Thad Bingham, a 44-year-old Fruita man who killed the animal, has accepted a plea agreement and admitted to illegal possession of wildlife, a misdemeanor, and to trespassing, a petty offense. On top of about $200 in court costs, he agreed to pay $5,000 as a donation to the Rocky Mountain Elk Foundation.
Three other Western Slope men participated in the illegal hunt on private property in October 2014: Brian Scheer, 45, Barrett Rowles, 48, and Joshua Fitzsimmons, 45.
Bingham and Sheer worked for the U.S. Fish and Wildlife Service at the Horsethief Canyon Native Fish Facility Ponds, according to Colorado Parks and Wildlife.
Fish and Wildlife Service spokeswoman Anna Munoz said both men still work for the agency, but she couldn’t comment on whether the service punished them.

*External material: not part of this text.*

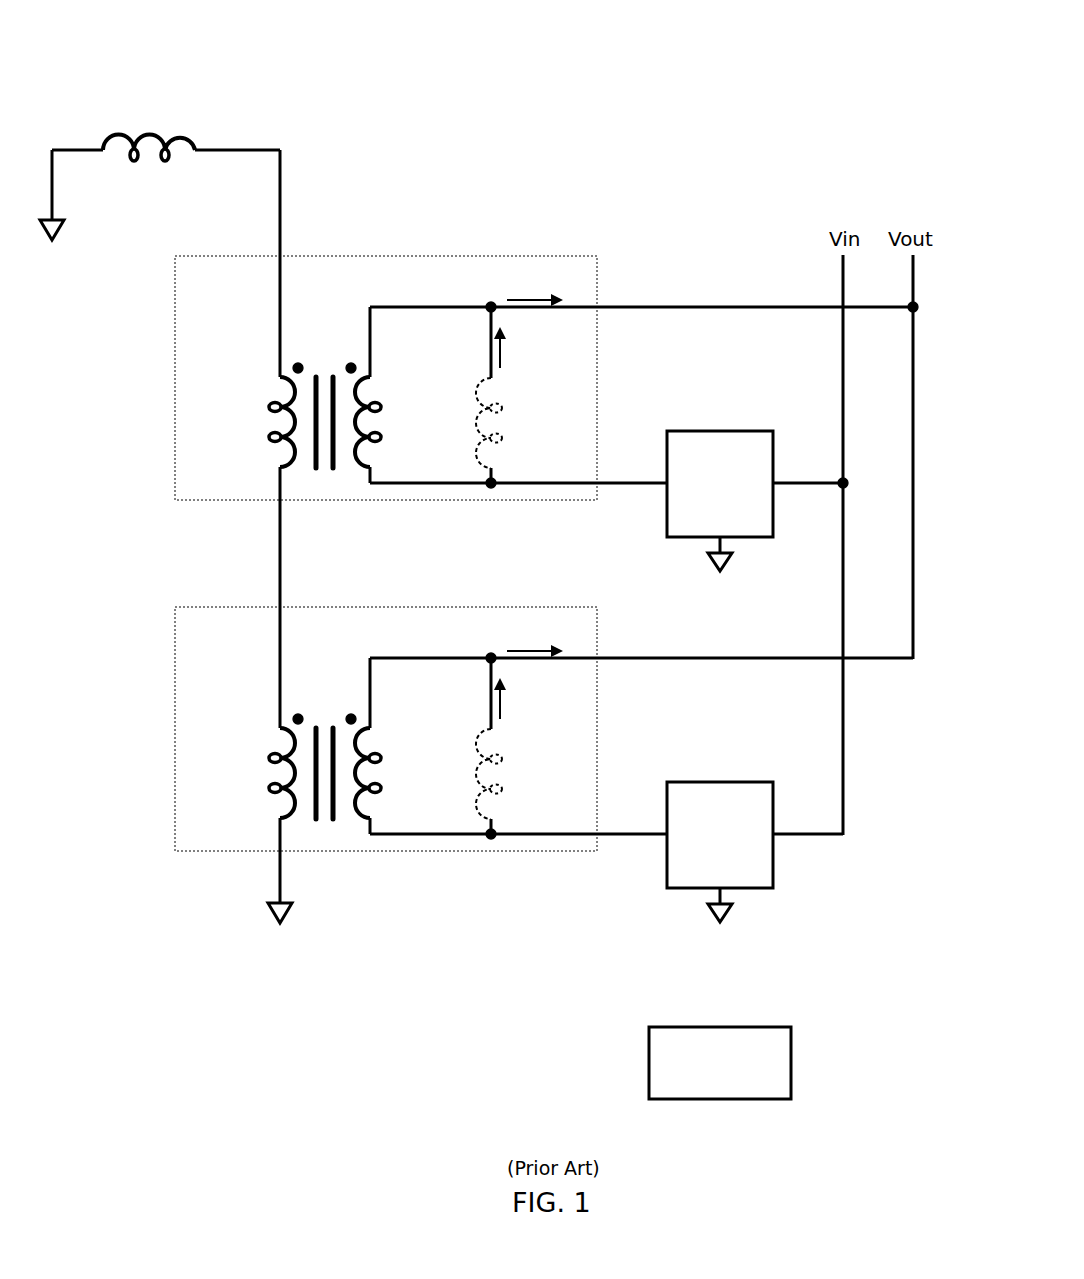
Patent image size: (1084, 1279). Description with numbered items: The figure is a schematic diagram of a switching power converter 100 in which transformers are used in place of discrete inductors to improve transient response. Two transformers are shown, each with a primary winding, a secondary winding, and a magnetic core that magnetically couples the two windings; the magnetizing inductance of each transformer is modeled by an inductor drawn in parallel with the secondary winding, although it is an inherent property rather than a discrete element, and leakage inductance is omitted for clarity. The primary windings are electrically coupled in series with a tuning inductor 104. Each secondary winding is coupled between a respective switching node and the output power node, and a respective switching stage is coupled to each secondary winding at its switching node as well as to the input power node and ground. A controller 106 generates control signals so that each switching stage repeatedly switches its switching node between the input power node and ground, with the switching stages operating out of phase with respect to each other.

“Poachers come from all walks of life but everyone is subject to the same rules and regulations,” said CPW Area Wildlife Manager JT Romatzke of Grand Junction. “Colorado Parks and Wildlife will prosecute anyone to the full extent in cases like this one. Rather than setting a good example as employees of a federal wildlife management agency, these two individuals and their accomplices instead chose to violate the law in an egregious manner, and that is a real shame.”
CPW was alerted to the poachers when Bingham posted a photo online of himself with the animal. Using landmarks in the background, CPW officers determined the location was well within private property.
The officers searched the location of the kill for evidence. They obtained warrants and searched Bingham’s home and the fish hatchery, and retrieved the animal’s antlers at his home.
“This was good work by all officers involved,” said Romatzke. “We say this over and over, and we cannot stress this enough, if you commit a wildlife crime, no matter who you are, we are going to do what we can to find you. Colorado Game wardens know every rock, tree and canyon in the state and are constantly on the lookout for people that ignore our wildlife laws.”
All four men were initially charged with illegal transportation of wildlife, failure to contact the landowner prior to entering private property to pursue wounded game, illegal possession of a trophy class 6-by-6 bull elk, all misdemeanors, according to Colorado Parks and Wildlife. They also faced a petty offense of trespassing.
The Ninth Judicial District Attorney’s Office pleaded all of the other three men down to petty offense trespassing.
A CPW hearing officer will also determine whether to level a five-year suspension of these four men’s hunting and fishing privileges in Colorado. That penalty could also extend to 43 other states with which Colorado has a wildlife violator compact.